Media reports on bird flu
Amarnath K. Menon and Swagata Sen in India today in their piece titled as 'Crying fowl' point out that the Bird flu in West Bengal is steadily getting worse and could easily spin out of control if it acquires a virulent form. The latest outbreak of the avian influenza sweeping West Bengal is the most serious India has ever faced—with grim portents of affecting the nation’s poultry business. The media report says that spread could have been contained had the state taken timely preventive measures. It points out as preparations for Eid were in full swing at Margram in Birbhum district, on December 15 last, Murshida Bibi, a small-time chicken farmer, noticed her flock of 33 behaving in a strange manner. The birds would go into a stupor, totter drowsily and fall. By the next morning her entire flock was dead. The village panchayat, on instructions from the local block development officer, said: “It is winter, chickens die of cold.” It also bring out an issues of communication that villagers blame the Government for not informing them about the hazards of bird flu even as many admit to roasting and eating the dead birds. Some tried to smuggle chicken, even to Bihar, to avoid losses.

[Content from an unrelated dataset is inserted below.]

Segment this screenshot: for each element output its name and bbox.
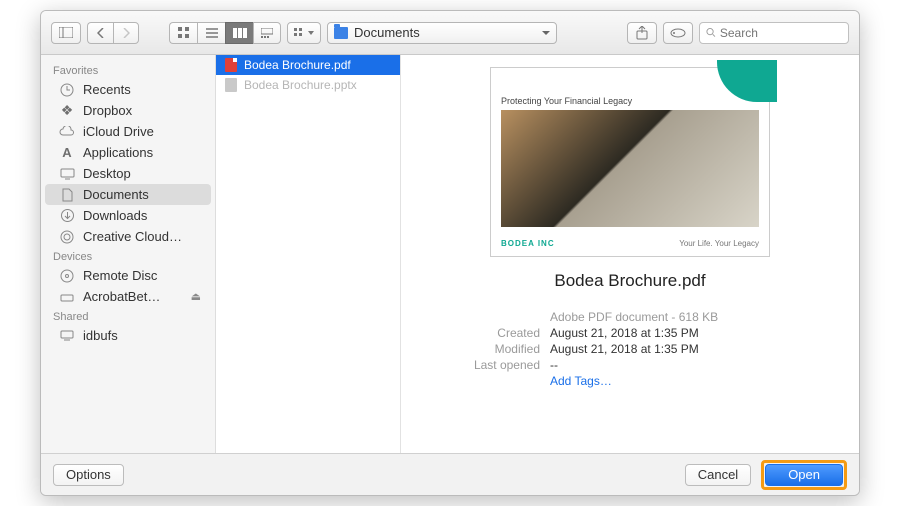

Meanwhile AFP reports from Kolkatta that West Bengal, and calls it as country's worst outbreak of deadly bird flu, say that State Government has appealed to the federal government to send "all possible help to defeat" the virus. The call by state animal resources minister Anisur Rahaman came as authorities struggled to stop the disease spread. "We have to control the disease immediately as the deadly H5N1 virus has been spreading fast," Rahaman said to AFP, adding "avian flu is knocking on the doors of Kolkata," the eastern state's congested capital of 13.5 million people. "I'm urging the federal government to send all possible help to defeat the virus before it affects the humans," he told AFP.
Meanwhils PTI Reports that unseasonal heavy rains has slowed down the culling of poultry in the bird flu-affected districts of West Bengal and has also raised hopes of containing the flu virus, Animal Resources Development Minister, Anisur Rehman, said Saturday. "It has to be admitted that the culling operation is being affected in some places due to the rains. But scientists say that the rains also prevent spread of the virus," Rehman told PTI from Murshidabad.He said to PTI that there was no report of any fresh outbreak of the disease from anywhere in the state on Saturday.